Workflows can also be triggered from Dapr input bindings and then within a workflow you can take advantage of the Dapr building blocks. To trigger a workflow from an input binding the name of the workflow must match the name of the input binding.
The workflowTopic.json file below shows how a message arriving on say, a Kafka queue as a Dapr input binding called workflowTopic, triggers this workflow to run. In this workflow, the action that runs takes the body of the input request and saves this to a Dapr state store called mystatestore, thereby showing how you can also call back out to Dapr from the workflow itself to take advantage of Dapr’s state management building block.
Putting this all together you can create some very powerful workflows. For example, workflow2.json below shows how a workflow can first invoke an Azure Function, save the result to a Redis store using Dapr’s state management, and then send a request to both Azure Service Bus with the body from the Function call, as well as return the body value to the caller.
Let’s take a deeper look at how this all works and at the same time check out the new repo in the Dapr org called Workflows with all the source code. In the repo there is a .NET Dapr-Logic App host, which loads the Logic Apps engine and runs a gRPC server hosting the Dapr client. When you launch this host process with Dapr as a sidecar, Logic Apps loads any workflow files it finds in the given directory (or via a volume mount if running in a container with Kubernetes) and then waits to receive an invocation or input binding call from Dapr to start any of the workflows. This is shown in the diagram below.
As mentioned at the beginning of this post, Logic Apps is now another application framework integrated with Dapr.

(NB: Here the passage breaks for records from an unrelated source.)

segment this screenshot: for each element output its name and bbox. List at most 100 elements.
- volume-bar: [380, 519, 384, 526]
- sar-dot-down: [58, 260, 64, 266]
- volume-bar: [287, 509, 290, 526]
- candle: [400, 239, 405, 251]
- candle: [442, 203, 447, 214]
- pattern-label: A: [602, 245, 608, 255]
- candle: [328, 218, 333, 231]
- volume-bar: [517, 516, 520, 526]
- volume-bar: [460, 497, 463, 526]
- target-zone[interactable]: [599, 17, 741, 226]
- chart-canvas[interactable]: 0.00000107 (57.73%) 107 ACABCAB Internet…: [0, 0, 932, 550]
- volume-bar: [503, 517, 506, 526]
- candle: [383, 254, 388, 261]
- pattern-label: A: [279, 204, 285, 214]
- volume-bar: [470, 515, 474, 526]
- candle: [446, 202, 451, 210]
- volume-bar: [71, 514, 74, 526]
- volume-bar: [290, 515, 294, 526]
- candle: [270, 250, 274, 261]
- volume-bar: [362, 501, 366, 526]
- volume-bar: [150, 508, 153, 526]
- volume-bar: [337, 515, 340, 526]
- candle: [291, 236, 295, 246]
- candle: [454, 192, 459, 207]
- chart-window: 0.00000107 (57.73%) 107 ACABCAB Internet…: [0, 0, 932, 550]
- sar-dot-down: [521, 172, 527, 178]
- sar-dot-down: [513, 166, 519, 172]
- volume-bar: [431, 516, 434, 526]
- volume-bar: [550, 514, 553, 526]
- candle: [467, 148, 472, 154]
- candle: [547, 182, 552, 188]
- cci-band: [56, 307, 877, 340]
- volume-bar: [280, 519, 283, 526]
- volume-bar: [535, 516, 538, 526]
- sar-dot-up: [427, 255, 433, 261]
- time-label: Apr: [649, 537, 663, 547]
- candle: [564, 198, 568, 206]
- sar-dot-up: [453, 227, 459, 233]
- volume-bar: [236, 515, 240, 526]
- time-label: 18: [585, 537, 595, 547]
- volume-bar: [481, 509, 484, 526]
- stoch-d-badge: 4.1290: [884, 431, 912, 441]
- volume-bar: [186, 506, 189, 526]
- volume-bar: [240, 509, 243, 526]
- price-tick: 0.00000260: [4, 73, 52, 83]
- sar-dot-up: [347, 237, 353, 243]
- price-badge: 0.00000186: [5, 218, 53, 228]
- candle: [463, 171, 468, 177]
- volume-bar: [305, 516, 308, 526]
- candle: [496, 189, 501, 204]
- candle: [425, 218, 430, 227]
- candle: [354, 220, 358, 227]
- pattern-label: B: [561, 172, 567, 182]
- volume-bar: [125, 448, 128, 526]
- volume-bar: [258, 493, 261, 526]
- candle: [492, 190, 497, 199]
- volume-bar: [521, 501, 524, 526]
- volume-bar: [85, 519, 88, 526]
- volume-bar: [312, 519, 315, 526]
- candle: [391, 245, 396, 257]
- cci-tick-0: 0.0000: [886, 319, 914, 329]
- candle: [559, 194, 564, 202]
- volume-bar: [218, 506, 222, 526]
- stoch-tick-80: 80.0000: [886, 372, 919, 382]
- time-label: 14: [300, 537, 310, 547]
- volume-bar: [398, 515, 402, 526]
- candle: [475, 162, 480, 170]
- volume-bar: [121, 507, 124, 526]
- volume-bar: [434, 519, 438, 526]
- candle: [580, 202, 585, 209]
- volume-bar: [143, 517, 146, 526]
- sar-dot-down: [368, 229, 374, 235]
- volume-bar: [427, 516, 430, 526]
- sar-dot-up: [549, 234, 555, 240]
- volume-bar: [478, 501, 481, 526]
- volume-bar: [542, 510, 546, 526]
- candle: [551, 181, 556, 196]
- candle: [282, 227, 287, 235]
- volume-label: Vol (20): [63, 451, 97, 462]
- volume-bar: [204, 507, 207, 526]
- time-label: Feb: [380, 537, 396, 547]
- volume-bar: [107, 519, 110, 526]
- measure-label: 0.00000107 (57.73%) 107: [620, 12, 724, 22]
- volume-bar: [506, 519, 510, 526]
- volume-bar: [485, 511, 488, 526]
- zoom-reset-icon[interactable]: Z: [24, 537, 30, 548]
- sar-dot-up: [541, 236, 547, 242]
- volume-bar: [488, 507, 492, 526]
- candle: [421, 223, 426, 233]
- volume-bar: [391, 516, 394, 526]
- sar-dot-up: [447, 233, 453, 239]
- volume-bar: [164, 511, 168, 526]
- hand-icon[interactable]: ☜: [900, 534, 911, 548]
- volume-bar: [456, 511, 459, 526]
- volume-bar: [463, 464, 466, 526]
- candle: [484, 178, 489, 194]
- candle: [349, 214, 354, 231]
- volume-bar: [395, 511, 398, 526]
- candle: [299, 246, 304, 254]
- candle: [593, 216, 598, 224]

It is worth spending a moment to look at the developer layers that Dapr provides, as illustrated in the diagram below. At the lowest layer you can use any of the API building blocks over HTTP and gRPC, which means Dapr is accessible from virtually any language. On this is layered gRPC proto generated SDKs for several languages. On top of the gRPC proto layer are crafted SDKs for .NET, Java, and Python (as of today, with others coming), which provide an improved usability experience for developers. Finally, at the highest layer, Dapr integrates with specific application frameworks such as ASP.NET Core, Spring Boot, virtual actors, and now Logic Apps to provide workflows. As a developer you can choose to build against any of these layers, depending on your app requirements.
This preview release enables the power of workflows with Dapr. On the roadmap is to enable the ability to use the Azure managed connectors (currently only the built-in connectors and actions are available). Managed connectors provide triggers and actions for accessing cloud services, on-premises systems, including Office 365, Azure Blob Storage, SQL Server, Dynamics 365, Salesforce, SharePoint, and more. Currently in this preview, the state of the workflow is saved to Azure Storage for failover recovery. We are exploring using Dapr’s state management building block to save the state of the workflow, meaning that you can take advantage of any of the supported Dapr component state stores and make your code more portable.
We’d love for you to try out Dapr workflows. You can go to the Getting Started overview in the repo, give feedback by raising issues, and become a member of the Dapr community on the Dapr community Gitter channel. You can also join the community calls held every two weeks. We would greatly enjoy hearing about the applications that you build and where you see Dapr workflows being useful.
Dapr continues to evolve rapidly, integrating with developer frameworks such as ASP.NET, Spring Boot, and now Logic Apps. You will see more of these framework integrations that open up new capabilities and scenarios using the power of Dapr’s building blocks to enable you, the developer, to easily write apps that are portable, event-driven, and resilient.